Je ne suis pas venue jusqu’ici pour battre en retraite à la première difficulté. Je dois y retourner, retenter le coup au moins une fois !
Serrant les poings, Aline fixa le visage du garçon dévoré par la végétation.
Elle se mit prudemment à quatre pattes puis à genoux, dans la neige, sans se soucier des nombreux regards braqués sur elle. Elle se releva, se plaça juste devant le cercle de végétation qui entourait l’enfant et…
Elle tendit une main en avant, juste au-dessus de l’herbe grasse.
Aline grimaça aussitôt de douleur, alors que ses doigts étaient rageusement malaxés de l’intérieur.
Elle attendit que la sensation devienne supportable puis, le bras toujours tendu en avant, elle avança d’un pas dans le cercle de végétation. Le vent noir s’insinua alors brutalement sous la peau de son avant-bras, par à-coups nerveux mais supportables.

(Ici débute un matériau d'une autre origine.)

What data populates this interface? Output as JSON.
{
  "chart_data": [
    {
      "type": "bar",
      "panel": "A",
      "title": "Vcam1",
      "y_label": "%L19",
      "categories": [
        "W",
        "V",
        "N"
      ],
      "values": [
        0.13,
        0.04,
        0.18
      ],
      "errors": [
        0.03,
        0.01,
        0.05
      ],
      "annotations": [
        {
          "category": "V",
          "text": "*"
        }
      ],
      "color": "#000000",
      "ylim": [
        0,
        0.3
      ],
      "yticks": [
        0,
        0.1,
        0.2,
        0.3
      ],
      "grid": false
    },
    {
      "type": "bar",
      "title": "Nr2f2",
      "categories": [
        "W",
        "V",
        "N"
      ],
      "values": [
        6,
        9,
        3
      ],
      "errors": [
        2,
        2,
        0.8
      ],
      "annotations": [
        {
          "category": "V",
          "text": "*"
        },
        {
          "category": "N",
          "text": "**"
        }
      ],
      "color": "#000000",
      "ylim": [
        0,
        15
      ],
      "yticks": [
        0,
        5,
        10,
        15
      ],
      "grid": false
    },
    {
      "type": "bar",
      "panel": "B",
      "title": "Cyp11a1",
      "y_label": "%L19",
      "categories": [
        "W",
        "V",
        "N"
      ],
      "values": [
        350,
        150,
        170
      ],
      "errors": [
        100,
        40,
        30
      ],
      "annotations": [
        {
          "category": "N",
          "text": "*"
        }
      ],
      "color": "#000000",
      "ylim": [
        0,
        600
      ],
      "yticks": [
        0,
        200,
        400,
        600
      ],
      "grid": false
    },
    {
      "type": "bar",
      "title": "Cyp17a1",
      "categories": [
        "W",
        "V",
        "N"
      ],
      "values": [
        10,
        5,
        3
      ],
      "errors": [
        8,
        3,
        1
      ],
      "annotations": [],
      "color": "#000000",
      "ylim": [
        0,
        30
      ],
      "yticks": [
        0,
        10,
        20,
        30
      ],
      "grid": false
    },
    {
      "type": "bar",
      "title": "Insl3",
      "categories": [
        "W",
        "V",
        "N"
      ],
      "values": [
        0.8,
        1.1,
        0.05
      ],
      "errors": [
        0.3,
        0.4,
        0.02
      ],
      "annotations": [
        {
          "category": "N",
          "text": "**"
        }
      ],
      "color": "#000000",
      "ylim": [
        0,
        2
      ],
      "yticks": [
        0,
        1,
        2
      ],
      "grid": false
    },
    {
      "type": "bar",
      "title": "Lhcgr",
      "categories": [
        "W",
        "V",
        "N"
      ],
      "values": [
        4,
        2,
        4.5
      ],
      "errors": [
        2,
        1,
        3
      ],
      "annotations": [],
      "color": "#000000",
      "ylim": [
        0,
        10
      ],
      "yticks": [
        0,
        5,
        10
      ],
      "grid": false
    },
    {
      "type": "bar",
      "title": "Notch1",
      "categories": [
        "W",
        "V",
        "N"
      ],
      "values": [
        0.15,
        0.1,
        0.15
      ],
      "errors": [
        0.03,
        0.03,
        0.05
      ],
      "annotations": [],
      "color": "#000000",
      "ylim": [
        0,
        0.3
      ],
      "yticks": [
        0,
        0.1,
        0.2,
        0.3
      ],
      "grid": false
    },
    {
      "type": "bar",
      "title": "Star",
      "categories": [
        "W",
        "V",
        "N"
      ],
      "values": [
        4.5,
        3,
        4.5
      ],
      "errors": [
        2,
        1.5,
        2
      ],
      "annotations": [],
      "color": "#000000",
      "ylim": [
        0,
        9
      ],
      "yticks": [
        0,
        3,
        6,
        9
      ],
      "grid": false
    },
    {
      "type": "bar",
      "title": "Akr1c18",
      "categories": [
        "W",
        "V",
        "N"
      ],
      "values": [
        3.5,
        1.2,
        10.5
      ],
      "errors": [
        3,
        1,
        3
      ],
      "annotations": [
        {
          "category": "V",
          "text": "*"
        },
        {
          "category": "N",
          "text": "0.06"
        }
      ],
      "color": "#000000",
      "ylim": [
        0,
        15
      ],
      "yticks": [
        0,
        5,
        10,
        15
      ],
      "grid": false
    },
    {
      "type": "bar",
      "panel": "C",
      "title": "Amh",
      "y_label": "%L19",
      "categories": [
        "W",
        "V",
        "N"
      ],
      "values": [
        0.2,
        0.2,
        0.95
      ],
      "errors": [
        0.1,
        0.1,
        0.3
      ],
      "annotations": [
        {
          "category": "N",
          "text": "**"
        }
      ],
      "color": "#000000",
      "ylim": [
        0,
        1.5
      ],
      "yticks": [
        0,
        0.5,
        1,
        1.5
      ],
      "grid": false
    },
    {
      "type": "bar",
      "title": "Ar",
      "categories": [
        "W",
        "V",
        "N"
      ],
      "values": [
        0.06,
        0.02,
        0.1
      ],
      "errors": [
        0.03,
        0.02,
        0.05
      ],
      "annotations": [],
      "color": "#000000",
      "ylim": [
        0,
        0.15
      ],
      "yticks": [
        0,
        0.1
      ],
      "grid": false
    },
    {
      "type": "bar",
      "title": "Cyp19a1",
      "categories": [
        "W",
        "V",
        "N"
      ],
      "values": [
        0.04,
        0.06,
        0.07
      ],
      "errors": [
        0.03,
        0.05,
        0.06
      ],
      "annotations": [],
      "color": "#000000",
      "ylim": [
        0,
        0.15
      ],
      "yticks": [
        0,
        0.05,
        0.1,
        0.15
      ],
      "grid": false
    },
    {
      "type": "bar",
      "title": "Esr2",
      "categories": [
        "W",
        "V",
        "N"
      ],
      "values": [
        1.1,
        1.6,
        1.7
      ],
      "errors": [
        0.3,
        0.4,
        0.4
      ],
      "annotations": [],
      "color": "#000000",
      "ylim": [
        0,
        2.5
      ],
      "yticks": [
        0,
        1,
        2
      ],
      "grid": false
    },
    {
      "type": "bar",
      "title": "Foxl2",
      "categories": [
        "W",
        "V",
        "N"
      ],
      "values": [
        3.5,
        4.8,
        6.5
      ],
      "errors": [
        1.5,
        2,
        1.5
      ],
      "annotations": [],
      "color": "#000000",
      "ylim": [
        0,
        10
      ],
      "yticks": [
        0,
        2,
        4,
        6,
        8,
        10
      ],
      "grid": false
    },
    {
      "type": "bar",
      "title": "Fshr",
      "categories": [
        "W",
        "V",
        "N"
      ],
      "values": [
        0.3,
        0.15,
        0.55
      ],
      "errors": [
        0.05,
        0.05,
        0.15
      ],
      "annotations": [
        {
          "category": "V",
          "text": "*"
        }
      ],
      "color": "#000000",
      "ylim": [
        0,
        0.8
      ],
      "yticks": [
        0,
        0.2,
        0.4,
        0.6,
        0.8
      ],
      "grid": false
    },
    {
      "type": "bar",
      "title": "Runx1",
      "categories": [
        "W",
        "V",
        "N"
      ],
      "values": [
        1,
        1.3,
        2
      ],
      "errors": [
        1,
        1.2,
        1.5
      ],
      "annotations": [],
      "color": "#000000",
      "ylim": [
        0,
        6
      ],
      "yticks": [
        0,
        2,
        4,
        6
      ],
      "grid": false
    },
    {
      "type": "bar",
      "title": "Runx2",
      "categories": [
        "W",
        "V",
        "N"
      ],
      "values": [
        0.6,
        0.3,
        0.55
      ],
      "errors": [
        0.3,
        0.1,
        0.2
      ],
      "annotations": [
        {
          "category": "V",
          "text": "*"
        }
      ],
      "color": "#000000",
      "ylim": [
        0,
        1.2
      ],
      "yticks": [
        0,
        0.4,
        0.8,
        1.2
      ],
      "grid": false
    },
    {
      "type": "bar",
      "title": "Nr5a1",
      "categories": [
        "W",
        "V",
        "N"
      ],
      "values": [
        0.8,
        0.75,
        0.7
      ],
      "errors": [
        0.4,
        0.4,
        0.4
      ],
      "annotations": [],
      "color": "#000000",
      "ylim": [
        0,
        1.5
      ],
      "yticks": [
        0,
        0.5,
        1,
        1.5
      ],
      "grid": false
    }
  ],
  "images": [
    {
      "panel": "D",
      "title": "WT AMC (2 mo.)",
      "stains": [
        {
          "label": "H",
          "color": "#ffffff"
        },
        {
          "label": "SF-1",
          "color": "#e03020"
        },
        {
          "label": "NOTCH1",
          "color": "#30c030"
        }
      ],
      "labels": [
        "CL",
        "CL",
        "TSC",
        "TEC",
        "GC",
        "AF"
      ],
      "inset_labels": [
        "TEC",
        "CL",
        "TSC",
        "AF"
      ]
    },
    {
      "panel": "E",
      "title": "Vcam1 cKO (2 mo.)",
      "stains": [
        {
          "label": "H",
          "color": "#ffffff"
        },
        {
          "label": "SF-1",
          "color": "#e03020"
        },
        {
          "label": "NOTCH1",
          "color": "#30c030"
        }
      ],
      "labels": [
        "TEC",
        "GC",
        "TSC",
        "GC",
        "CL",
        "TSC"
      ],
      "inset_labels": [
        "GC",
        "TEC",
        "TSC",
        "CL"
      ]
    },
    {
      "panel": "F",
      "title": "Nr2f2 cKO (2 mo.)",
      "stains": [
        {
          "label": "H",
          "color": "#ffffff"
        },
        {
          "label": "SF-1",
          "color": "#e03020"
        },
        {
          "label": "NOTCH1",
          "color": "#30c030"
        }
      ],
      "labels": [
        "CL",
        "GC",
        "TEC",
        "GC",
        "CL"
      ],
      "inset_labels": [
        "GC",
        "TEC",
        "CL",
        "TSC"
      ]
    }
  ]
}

Aline se doutait qu’elle faisait l’objet de toutes les attentions, et que son public ne voyait d’elle qu’une femme grimaçante, maintenant son bras tendu au-dessus du cercle de verdure.
Mais de cela elle n’avait cure. Elle était venue pour cet enfant, et elle ferait de son mieux pour lui rendre justice.
Aline fit donc un nouveau pas, qui la fit entièrement entrer dans le cercle végétal.
Le vent noir se répandit aussitôt sous sa peau, derrière ses yeux, et caressa fébrilement jusqu’au moindre de ses organes. La sensation était inconfortable mais demeurait acceptable.
Continuons à progresser doucement, sans forcer.
Immobile, Aline prit le temps d’observer l’herbe devant elle. Souple et de couleur vive, elle était gorgée d’une vitalité estivale.
Aline se baissa et passa lentement la main à sa surface. Chaque brin était sec, portait le parfum de l’été et, plus étonnant encore, était de température…
Tiède ?
Un picotement électrique poussa Aline à retirer vivement sa main.
Pour la première fois, le vent noir ne lui donnait aucune information. Et pour la première fois également, le vent noir se faisait menaçant : il semblait prêt à bondir sur elle à la moindre occasion. Aline pouvait sentir ses bourrasques rageuses, d’une agressivité à peine contenue.
Il faut vraiment que j’y aille tout doucement.
Aline se redressa lentement et porta toute son attention sur la dépouille de l’enfant, étendu devant elle au centre du cercle. Elle s’en approcha lentement, pas après pas, tandis que le vent noir s’agitait de plus en plus sous sa peau.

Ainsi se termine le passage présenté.